Monday, May 13, 2013

The Physicist and the Funeral

It's been making the rounds, and on some levels, I resonate with it.

It's a bit from NPR a few years back by commentator Aaron Freeman, about how you want a physicist to speak at the funeral of a loved one.  It's a riff on conservation of energy, on the interplay of light and matter, on how no particle of a loved one is lost.

Its almost mystic in its articulation of the interconnectedness of all being, and in that, it has a sort of beauty.

But I wonder, frankly, two things.  First, the author is not a physicist.  He's a performer and writer.

I've been at family funerals where a physicist has spoken about someone they loved who had just passed.  Here's what was important:  that person.  Not the matter, not the energy, not the stuff of our universe that comprised that person, but that peculiar and ineffable interplay of those things that brings a self into being.

If you ask a physicist to get up and talk about someone who has just passed, they will remember that person.  They will remember their laugh, their strength, their boldness, their gentleness.  They will tell stories of life, some wistful, some joyful.

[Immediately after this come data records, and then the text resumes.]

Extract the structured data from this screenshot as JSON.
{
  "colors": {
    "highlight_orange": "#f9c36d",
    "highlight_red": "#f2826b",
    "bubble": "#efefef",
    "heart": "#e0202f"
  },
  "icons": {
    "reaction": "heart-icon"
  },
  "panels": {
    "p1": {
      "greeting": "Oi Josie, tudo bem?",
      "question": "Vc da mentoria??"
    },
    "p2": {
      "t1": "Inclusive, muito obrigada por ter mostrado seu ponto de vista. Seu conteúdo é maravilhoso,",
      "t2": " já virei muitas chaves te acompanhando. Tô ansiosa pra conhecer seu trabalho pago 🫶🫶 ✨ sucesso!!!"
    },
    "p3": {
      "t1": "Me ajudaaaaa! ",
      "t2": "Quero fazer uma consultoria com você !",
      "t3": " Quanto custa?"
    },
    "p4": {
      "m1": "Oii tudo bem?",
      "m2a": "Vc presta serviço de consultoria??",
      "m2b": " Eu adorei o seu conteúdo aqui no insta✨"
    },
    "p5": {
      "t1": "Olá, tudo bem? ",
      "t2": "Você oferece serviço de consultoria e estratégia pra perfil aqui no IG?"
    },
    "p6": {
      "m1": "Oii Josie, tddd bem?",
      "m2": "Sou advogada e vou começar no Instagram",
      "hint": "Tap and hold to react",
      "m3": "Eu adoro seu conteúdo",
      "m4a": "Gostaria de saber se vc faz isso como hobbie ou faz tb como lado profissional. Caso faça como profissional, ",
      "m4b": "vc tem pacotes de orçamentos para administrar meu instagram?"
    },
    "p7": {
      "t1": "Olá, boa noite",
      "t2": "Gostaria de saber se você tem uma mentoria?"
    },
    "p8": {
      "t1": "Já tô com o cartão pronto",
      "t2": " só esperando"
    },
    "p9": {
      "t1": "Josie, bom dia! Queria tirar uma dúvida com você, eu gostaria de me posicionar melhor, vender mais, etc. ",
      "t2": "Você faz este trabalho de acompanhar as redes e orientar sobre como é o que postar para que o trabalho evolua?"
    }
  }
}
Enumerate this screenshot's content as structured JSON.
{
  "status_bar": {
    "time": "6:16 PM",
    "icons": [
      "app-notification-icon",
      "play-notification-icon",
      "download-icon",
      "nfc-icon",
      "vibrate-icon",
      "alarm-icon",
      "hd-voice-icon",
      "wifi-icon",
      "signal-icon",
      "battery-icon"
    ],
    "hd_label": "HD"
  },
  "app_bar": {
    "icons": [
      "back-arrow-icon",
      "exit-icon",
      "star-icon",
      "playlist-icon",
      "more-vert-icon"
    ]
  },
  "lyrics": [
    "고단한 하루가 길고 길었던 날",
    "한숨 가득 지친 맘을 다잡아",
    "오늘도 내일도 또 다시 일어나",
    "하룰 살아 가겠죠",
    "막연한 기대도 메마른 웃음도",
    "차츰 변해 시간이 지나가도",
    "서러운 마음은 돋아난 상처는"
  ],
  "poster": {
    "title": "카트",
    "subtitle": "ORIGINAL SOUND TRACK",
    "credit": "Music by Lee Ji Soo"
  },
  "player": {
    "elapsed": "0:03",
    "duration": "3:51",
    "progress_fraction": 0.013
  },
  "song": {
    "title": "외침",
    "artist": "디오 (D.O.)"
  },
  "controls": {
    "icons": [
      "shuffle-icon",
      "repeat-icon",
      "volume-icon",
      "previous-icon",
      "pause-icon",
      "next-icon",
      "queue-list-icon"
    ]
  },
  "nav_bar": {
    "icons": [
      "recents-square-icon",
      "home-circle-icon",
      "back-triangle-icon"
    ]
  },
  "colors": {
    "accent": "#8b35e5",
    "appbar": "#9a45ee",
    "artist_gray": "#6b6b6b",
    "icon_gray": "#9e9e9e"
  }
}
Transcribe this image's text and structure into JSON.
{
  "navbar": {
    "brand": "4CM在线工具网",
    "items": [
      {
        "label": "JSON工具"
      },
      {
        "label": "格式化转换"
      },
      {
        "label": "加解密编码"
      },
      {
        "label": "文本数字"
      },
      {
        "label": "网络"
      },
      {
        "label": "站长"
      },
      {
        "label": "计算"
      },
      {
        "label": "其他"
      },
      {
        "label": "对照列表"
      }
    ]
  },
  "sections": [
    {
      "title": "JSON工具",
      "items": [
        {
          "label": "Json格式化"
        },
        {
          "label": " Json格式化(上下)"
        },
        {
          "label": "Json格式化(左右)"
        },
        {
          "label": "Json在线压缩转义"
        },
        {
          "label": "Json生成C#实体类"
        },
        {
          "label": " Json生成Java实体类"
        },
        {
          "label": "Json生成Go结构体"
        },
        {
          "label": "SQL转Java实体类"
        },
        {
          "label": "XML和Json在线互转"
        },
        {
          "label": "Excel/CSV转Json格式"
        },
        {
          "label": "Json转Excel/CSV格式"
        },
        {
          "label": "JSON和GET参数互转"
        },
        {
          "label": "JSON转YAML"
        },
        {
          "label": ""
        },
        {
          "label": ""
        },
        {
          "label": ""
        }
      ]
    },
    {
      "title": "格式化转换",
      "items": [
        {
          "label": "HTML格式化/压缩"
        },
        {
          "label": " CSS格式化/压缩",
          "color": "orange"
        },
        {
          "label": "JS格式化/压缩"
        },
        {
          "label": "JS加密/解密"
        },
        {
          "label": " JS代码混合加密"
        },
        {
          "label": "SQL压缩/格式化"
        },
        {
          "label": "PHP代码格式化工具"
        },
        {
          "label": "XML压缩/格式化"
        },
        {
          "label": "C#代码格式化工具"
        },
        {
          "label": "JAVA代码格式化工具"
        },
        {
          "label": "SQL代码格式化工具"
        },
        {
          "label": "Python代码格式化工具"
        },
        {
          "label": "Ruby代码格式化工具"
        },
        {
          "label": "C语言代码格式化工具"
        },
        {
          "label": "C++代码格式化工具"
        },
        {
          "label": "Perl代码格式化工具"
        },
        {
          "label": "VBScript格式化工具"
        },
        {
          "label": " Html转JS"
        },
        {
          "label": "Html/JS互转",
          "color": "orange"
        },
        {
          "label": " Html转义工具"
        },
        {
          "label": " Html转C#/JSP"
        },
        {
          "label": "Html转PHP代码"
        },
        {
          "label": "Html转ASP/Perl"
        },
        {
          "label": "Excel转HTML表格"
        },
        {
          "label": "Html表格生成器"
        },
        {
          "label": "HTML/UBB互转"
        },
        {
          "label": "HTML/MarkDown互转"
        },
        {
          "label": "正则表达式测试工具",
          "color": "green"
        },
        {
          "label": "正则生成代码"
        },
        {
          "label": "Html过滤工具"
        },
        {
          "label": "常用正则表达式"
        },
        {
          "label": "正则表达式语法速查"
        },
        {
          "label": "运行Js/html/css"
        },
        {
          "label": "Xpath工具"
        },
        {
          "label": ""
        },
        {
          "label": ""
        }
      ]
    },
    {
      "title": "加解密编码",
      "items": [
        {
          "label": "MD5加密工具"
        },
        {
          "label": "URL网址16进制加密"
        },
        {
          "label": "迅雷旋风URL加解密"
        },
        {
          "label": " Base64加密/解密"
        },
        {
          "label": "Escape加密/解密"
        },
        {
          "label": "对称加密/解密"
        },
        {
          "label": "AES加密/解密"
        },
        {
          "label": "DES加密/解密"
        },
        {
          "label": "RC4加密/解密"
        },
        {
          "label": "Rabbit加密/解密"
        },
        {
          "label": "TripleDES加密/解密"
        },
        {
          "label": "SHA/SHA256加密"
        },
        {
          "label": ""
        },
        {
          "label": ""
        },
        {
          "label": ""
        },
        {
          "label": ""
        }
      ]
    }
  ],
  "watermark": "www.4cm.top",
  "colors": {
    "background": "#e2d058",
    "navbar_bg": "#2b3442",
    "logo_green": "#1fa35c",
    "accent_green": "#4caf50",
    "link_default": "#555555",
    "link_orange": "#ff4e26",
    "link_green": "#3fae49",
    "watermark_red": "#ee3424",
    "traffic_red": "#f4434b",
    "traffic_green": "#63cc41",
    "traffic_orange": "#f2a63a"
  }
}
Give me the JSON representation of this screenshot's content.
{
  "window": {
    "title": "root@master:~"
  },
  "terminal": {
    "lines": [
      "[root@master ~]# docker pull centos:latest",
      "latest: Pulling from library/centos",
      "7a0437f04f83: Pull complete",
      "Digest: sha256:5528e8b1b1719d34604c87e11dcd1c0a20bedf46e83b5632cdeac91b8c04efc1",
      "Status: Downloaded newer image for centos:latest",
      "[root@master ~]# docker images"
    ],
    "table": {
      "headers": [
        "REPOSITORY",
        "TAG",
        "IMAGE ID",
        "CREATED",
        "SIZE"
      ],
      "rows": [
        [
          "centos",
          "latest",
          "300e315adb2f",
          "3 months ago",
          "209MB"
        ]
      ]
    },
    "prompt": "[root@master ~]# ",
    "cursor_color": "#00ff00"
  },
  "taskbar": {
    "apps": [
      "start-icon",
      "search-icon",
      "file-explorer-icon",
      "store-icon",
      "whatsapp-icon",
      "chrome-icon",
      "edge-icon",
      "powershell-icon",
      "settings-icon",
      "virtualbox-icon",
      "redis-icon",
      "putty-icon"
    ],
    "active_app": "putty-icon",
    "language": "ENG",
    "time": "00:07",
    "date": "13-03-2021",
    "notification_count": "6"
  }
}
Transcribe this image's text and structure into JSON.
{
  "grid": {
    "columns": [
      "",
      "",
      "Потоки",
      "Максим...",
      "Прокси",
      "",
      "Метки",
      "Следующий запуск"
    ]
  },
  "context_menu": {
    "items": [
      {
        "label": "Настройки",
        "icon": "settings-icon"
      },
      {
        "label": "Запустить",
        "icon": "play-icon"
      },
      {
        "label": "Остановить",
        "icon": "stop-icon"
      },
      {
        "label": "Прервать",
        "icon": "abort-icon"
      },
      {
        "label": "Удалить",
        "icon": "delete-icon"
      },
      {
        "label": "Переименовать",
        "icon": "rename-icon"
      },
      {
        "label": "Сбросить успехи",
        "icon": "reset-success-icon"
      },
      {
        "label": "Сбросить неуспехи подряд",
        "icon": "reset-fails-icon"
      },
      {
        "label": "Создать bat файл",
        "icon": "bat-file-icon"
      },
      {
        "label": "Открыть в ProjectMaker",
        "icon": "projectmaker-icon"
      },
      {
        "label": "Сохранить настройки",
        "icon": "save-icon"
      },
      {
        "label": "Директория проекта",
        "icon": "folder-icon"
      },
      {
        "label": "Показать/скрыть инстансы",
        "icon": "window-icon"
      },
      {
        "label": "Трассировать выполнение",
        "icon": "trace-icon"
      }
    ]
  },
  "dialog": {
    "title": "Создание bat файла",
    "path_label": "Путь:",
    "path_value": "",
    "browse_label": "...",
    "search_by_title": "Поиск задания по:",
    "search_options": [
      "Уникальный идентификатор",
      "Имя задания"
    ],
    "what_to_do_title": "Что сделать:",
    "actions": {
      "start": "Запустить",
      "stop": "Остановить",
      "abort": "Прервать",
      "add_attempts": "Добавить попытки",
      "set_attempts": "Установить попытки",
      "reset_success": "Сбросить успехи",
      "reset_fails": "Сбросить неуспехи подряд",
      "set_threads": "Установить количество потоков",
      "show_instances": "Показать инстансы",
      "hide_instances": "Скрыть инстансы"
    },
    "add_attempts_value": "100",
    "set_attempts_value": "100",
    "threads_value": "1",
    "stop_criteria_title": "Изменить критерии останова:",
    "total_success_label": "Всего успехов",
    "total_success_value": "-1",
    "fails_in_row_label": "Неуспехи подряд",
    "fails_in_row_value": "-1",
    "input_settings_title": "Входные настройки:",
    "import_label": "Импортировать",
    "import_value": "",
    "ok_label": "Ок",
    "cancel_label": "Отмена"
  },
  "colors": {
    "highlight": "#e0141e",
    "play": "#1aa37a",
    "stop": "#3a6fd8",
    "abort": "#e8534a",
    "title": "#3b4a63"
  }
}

That's what we do, we humans, when the breath leaves one of us.

But second, I wonder at what comfort can be had in the talk of what happens to our bodies.  Amid talk of conservation of energy, Freeman says: "You need not have faith."  Freeman, speaking in the voice of the scientist, reaffirms this.  "You should not have faith."  That the material being of one's loved one is dissolving into the fabric of spacetime should be comfort enough.

What strikes me as peculiar about this is that we have never, not for a moment, not known that our bodies return to earth.  As long as we've been self-aware, this has been true.  That is easily observable, even for bronze age semi-nomadic cultures.  Dust is dust, be it on the ground beneath your feet or in interstellar space.

That you can spin that vision out into the cosmos is all well and good, but what we miss about a person is not the mechanics of their existence.

It is not the body, not the meat and bone and sinew.  When you see another human being die, you know this.

What we mourn and what we miss is them, their awareness, their sentience, their soul, their spirit.  That was woven up with the star-stuff of which they were made, sure.  But it both was that stuff and was not that stuff.

For all the beauty of our cosmos, it is better to remember the person, I think.  And to have hope that on some fundamental level, that ineffable self, that light behind their eyes, that sentience, that too has not been forgotten.  

There, faith still does come in handy.